Raijieli Daveua
- Born: May 30, 1992 (age 33) Fiji
- Height: 1.75 m (5 ft 9 in)
- Weight: 69 kg (152 lb)

Rugby union career
- Position: Lock

Super Rugby
- Years: Team / Apps / (Points)
- 2025: Fijian Drua /  / (0)

International career
- Years: Team / Apps / (Points)
- Fiji /  / (0)

National sevens team
- Years: Team /  / Comps
- Fiji
- Medal record
Representing Fiji
Women's rugby sevens
Olympic Games
| Bronze medal – third place | 2020 Tokyo | Team competition |
Commonwealth Games
| Silver medal – second place | 2022 Birmingham | Team competition |

= Raijieli Daveua =

Fijian rugby sevens player (born 1992)

Raijieli Daveua (born May 30, 1992) is a Fijian rugby sevens player. She was selected as a member of the Fiji women's national rugby sevens team to the 2016 Summer Olympics.

== Rugby career ==
Daveua also competed for Fiji at the 2020 Summer Olympics in Tokyo. She won a bronze medal at the event.

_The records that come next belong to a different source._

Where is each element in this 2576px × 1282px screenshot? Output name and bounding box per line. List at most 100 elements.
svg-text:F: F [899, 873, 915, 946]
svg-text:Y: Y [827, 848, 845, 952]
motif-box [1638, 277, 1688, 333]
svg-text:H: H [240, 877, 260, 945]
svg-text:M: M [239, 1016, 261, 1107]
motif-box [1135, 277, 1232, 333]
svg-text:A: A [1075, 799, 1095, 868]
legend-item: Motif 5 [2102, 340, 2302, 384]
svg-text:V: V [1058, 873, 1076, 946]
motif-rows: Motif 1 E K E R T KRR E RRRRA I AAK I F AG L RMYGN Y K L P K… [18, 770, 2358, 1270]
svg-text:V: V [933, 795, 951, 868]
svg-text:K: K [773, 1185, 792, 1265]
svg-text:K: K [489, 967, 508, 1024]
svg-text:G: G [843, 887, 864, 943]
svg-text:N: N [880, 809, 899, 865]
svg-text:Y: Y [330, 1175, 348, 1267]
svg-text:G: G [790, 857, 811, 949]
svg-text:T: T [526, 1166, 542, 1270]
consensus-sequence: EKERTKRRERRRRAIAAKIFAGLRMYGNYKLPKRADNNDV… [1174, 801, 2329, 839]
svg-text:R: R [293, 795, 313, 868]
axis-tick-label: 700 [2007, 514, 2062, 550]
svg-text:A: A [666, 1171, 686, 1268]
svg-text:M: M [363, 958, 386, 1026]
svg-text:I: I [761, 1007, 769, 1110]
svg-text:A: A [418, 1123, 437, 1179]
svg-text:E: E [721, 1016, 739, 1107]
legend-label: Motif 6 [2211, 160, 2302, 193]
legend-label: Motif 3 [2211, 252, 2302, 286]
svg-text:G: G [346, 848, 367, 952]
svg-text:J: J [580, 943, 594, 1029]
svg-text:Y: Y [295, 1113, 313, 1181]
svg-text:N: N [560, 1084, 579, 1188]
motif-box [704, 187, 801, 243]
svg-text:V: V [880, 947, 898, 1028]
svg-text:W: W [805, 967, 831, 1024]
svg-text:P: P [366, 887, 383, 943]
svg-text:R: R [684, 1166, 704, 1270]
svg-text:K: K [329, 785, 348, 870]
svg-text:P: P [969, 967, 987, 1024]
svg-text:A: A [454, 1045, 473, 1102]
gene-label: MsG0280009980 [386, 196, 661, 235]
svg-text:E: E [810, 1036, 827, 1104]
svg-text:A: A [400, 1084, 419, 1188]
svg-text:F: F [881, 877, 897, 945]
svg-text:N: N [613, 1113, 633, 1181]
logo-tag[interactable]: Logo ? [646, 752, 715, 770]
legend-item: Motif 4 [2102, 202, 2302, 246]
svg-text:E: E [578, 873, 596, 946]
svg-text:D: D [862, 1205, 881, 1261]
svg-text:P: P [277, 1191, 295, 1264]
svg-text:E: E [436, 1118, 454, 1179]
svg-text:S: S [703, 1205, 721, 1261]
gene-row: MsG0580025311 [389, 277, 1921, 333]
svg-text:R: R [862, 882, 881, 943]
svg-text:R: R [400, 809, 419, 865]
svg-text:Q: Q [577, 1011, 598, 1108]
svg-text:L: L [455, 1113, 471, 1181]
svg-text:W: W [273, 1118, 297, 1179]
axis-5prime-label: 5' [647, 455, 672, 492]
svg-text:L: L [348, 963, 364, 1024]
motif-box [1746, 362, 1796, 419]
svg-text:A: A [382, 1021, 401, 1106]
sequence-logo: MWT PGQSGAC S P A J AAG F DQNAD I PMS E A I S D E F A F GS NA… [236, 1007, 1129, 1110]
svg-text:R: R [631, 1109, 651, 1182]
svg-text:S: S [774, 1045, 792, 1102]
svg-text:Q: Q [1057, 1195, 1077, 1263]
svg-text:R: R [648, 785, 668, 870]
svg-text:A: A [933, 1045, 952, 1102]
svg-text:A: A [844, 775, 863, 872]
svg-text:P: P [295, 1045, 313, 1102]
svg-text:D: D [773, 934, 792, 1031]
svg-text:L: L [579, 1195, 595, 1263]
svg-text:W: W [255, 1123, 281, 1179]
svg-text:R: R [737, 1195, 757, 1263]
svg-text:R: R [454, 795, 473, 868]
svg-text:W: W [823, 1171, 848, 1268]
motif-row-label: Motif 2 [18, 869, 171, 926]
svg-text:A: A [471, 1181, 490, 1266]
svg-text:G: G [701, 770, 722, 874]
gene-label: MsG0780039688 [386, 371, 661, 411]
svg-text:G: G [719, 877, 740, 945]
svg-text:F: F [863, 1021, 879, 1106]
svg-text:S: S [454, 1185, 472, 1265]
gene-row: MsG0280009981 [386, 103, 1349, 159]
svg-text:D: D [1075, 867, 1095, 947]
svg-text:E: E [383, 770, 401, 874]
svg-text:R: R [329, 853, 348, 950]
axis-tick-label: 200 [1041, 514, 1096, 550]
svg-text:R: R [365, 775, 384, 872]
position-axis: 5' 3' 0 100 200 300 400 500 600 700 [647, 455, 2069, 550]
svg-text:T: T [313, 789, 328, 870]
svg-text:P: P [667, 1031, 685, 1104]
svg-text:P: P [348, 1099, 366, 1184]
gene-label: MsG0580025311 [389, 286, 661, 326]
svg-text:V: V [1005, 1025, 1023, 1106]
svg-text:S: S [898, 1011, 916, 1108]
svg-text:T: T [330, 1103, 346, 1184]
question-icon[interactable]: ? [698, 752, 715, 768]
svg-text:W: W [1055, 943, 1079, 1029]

Daveua won a silver medal with the Fijiana sevens team at the 2022 Commonwealth Games in Birmingham. She also featured at the 2022 Rugby World Cup Sevens in Cape Town.

Daveua was named on the bench in the warm up match against Canada ahead of the World Cup. She was selected for the Fijiana squad to the 2021 Rugby World Cup in New Zealand.

She represented Fiji at the 2024 Summer Olympics in Paris.